Pensions can be effective vehicles for growing your wealth, especially if you’re earning in excess of £50,270. For example, did you know that by using your pension wisely, you can receive the equivalent of a 72% return, without taking any risk?
This is because, with some expert financial planning, you can use your pension to receive an impressive uplift in tax relief.
Read on to find out how.
What is the amount of tax you have to pay?
First of all, you’ll need to understand the amount of tax you will pay on your income. This includes income tax and national insurance.

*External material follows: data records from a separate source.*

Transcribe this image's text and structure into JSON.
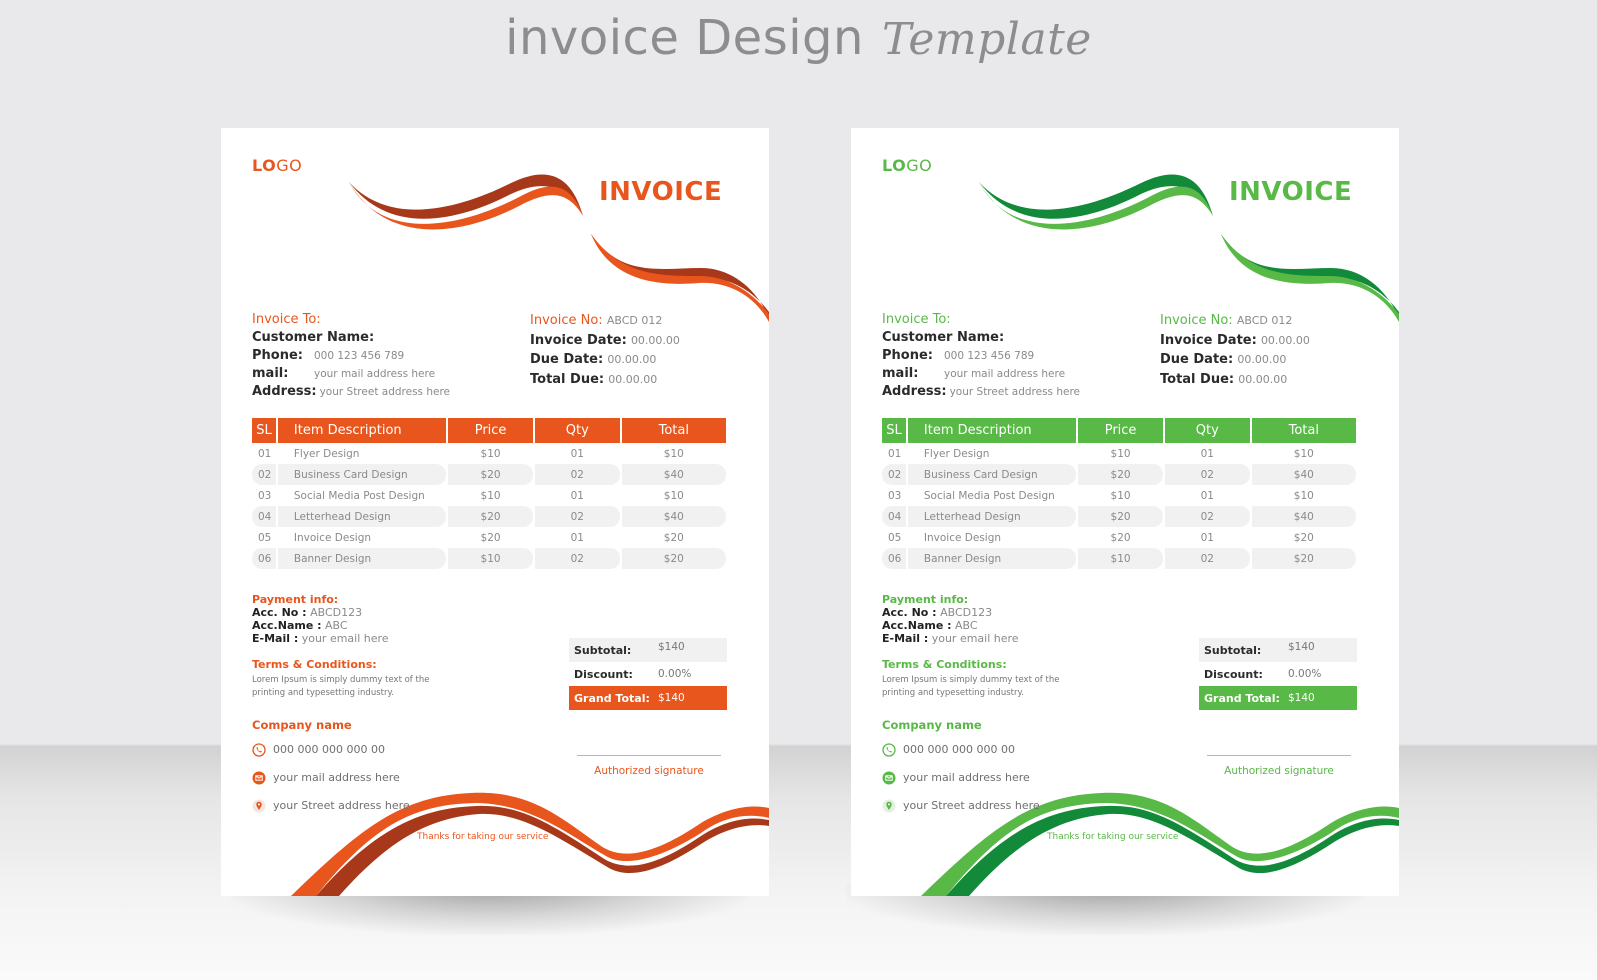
{
  "banner": {
    "title_main": "invoice Design",
    "title_script": "Template"
  },
  "invoices": [
    {
      "theme": "orange",
      "accent": "#e8561d",
      "accent_dark": "#a8381a",
      "logo": {
        "bold": "LO",
        "light": "GO"
      },
      "title": "INVOICE",
      "bill_to": {
        "heading": "Invoice To:",
        "customer_label": "Customer Name:",
        "phone_label": "Phone:",
        "phone_value": "000 123 456 789",
        "mail_label": "mail:",
        "mail_value": "your mail address here",
        "address_label": "Address:",
        "address_value": "your Street address here"
      },
      "meta": {
        "invoice_no_label": "Invoice No:",
        "invoice_no_value": "ABCD 012",
        "invoice_date_label": "Invoice Date:",
        "invoice_date_value": "00.00.00",
        "due_date_label": "Due Date:",
        "due_date_value": "00.00.00",
        "total_due_label": "Total Due:",
        "total_due_value": "00.00.00"
      },
      "table": {
        "headers": [
          "SL",
          "Item Description",
          "Price",
          "Qty",
          "Total"
        ],
        "rows": [
          [
            "01",
            "Flyer Design",
            "$10",
            "01",
            "$10"
          ],
          [
            "02",
            "Business Card Design",
            "$20",
            "02",
            "$40"
          ],
          [
            "03",
            "Social Media Post Design",
            "$10",
            "01",
            "$10"
          ],
          [
            "04",
            "Letterhead Design",
            "$20",
            "02",
            "$40"
          ],
          [
            "05",
            "Invoice Design",
            "$20",
            "01",
            "$20"
          ],
          [
            "06",
            "Banner Design",
            "$10",
            "02",
            "$20"
          ]
        ]
      },
      "payment": {
        "heading": "Payment info:",
        "acc_no_label": "Acc. No :",
        "acc_no_value": "ABCD123",
        "acc_name_label": "Acc.Name :",
        "acc_name_value": "ABC",
        "email_label": "E-Mail :",
        "email_value": "your email here"
      },
      "terms": {
        "heading": "Terms & Conditions:",
        "body": "Lorem Ipsum is simply dummy text of the printing and typesetting industry."
      },
      "company": {
        "heading": "Company name",
        "phone": "000 000 000 000 00",
        "mail": "your mail address here",
        "address": "your Street address here",
        "icons": [
          "phone-icon",
          "mail-icon",
          "location-pin-icon"
        ]
      },
      "totals": {
        "subtotal_label": "Subtotal:",
        "subtotal_value": "$140",
        "discount_label": "Discount:",
        "discount_value": "0.00%",
        "grand_label": "Grand Total:",
        "grand_value": "$140"
      },
      "signature_label": "Authorized signature",
      "footer_note": "Thanks for taking our service"
    },
    {
      "theme": "green",
      "accent": "#58b947",
      "accent_dark": "#138a3a",
      "logo": {
        "bold": "LO",
        "light": "GO"
      },
      "title": "INVOICE",
      "bill_to": {
        "heading": "Invoice To:",
        "customer_label": "Customer Name:",
        "phone_label": "Phone:",
        "phone_value": "000 123 456 789",
        "mail_label": "mail:",
        "mail_value": "your mail address here",
        "address_label": "Address:",
        "address_value": "your Street address here"
      },
      "meta": {
        "invoice_no_label": "Invoice No:",
        "invoice_no_value": "ABCD 012",
        "invoice_date_label": "Invoice Date:",
        "invoice_date_value": "00.00.00",
        "due_date_label": "Due Date:",
        "due_date_value": "00.00.00",
        "total_due_label": "Total Due:",
        "total_due_value": "00.00.00"
      },
      "table": {
        "headers": [
          "SL",
          "Item Description",
          "Price",
          "Qty",
          "Total"
        ],
        "rows": [
          [
            "01",
            "Flyer Design",
            "$10",
            "01",
            "$10"
          ],
          [
            "02",
            "Business Card Design",
            "$20",
            "02",
            "$40"
          ],
          [
            "03",
            "Social Media Post Design",
            "$10",
            "01",
            "$10"
          ],
          [
            "04",
            "Letterhead Design",
            "$20",
            "02",
            "$40"
          ],
          [
            "05",
            "Invoice Design",
            "$20",
            "01",
            "$20"
          ],
          [
            "06",
            "Banner Design",
            "$10",
            "02",
            "$20"
          ]
        ]
      },
      "payment": {
        "heading": "Payment info:",
        "acc_no_label": "Acc. No :",
        "acc_no_value": "ABCD123",
        "acc_name_label": "Acc.Name :",
        "acc_name_value": "ABC",
        "email_label": "E-Mail :",
        "email_value": "your email here"
      },
      "terms": {
        "heading": "Terms & Conditions:",
        "body": "Lorem Ipsum is simply dummy text of the printing and typesetting industry."
      },
      "company": {
        "heading": "Company name",
        "phone": "000 000 000 000 00",
        "mail": "your mail address here",
        "address": "your Street address here",
        "icons": [
          "phone-icon",
          "mail-icon",
          "location-pin-icon"
        ]
      },
      "totals": {
        "subtotal_label": "Subtotal:",
        "subtotal_value": "$140",
        "discount_label": "Discount:",
        "discount_value": "0.00%",
        "grand_label": "Grand Total:",
        "grand_value": "$140"
      },
      "signature_label": "Authorized signature",
      "footer_note": "Thanks for taking our service"
    }
  ]
}
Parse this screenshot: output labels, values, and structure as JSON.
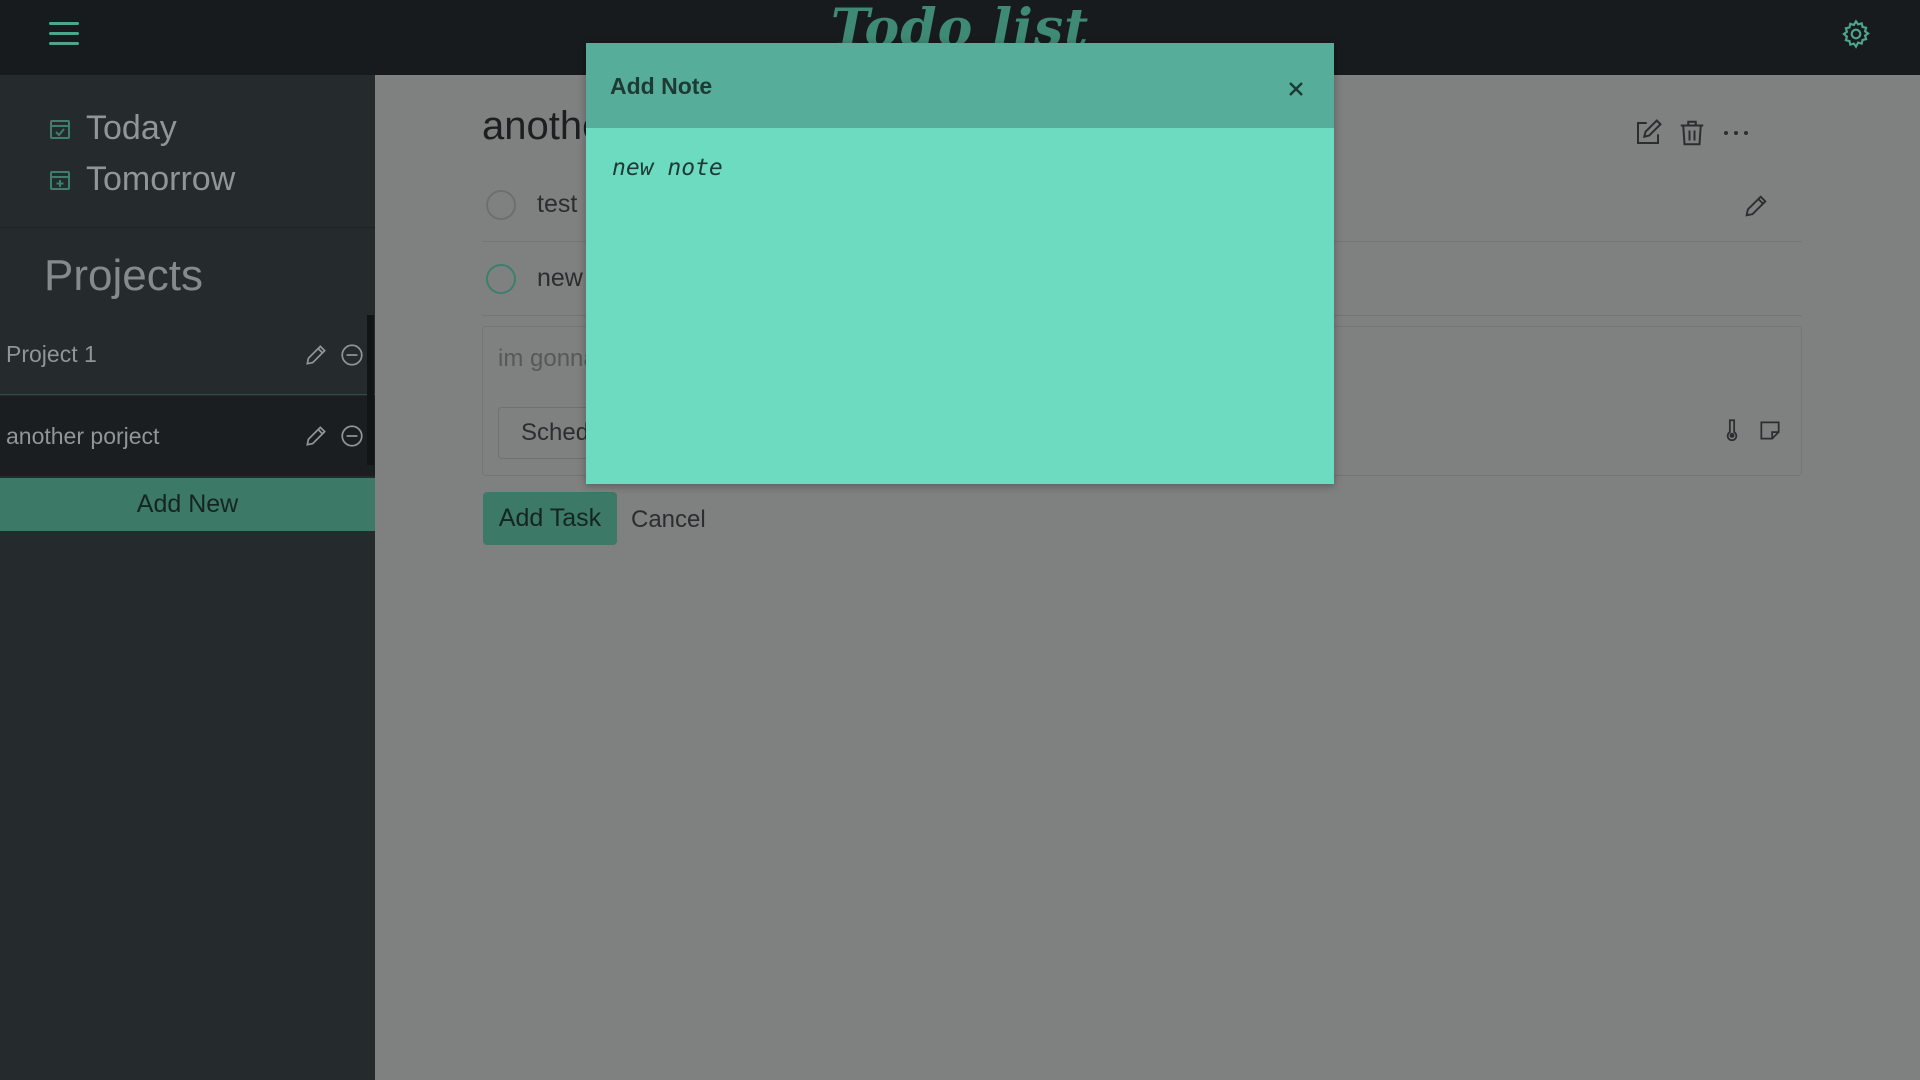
{
  "header": {
    "title": "Todo list"
  },
  "sidebar": {
    "nav": [
      {
        "label": "Today",
        "icon": "calendar-check-icon"
      },
      {
        "label": "Tomorrow",
        "icon": "calendar-plus-icon"
      }
    ],
    "projects_heading": "Projects",
    "projects": [
      {
        "name": "Project 1"
      },
      {
        "name": "another porject",
        "selected": true
      }
    ],
    "add_new_label": "Add New"
  },
  "main": {
    "project_title": "another porject",
    "tasks": [
      {
        "name": "test"
      },
      {
        "name": "new"
      }
    ],
    "new_task": {
      "text": "im gonna",
      "schedule_label": "Schedule"
    },
    "add_task_label": "Add Task",
    "cancel_label": "Cancel"
  },
  "modal": {
    "title": "Add Note",
    "note_value": "new note"
  },
  "colors": {
    "accent": "#3c7967",
    "topbar": "#171b1d",
    "sidebar": "#252a2c",
    "overlay": "#7f8180",
    "modal_body": "#6cdbc0",
    "modal_header": "#56ad99"
  }
}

The income tax rate you pay is based on your taxable income. For the tax year 2021 to 2022:
- Up to £12,570 is the standard personal allowance and is taxed at 0% rate
- £12,571 to £50,270 is taxed at the basic rate of 20%
- £50,271 to £150,000 is taxed at a higher rate of 40%
- Over £150,000 is taxed at an additional rate of 45%
If you pay class 1 national insurance contributions, the rate for the 2021 to 2022 tax year is also dependant on your income:
- £184 to £967 a week — 12% national insurance rate
- Over £967 a week — 2% national insurance rate
As an example, a basic rate tax payer that receives £1,000 from their employer, will be taxed at a rate of 12% for national insurance and a rate of 20% for income tax. This results in £680 in their bank account, after tax has been deducted.
Let’s now consider an individual who is a higher rate tax payer, and earning over £50,270. Any additional income over this threshold incurs an additional 2% in national insurance and an increased rate of 40% for income tax. Therefore, an extra £1,000 results in £580 in their bank account, after tax.
Using your pension to make a return on your investment
The amount you pay in tax can be quite shocking. However, this can be resolved by using your pension and contributing the same amount through a scheme known as salary sacrifice.
Most employers pay into your pension through this method, and in doing so, the contributions are gross of all tax. This means you do not have to pay income tax or national insurance on this amount.
Using the same examples as above, the basic rate tax payer will see their £680 receive an uplift of £320, which equates to a return of 47%. For the higher rate taxpayer, their £580 will receive an uplift of £420 in tax relief. This is equivalent to a 72% return, and is completely risk-free.
Your pension can be an effective tool to help you pay less tax
As a high-earner your financial situation can be complex. However, making the most of your pension can be an effective tactic to help maximise your tax savings.
If you are considering using your pension in this way, then it’s always best to seek the advice of a private wealth manager or financial planner, who can help you to successfully achieve your financial goals.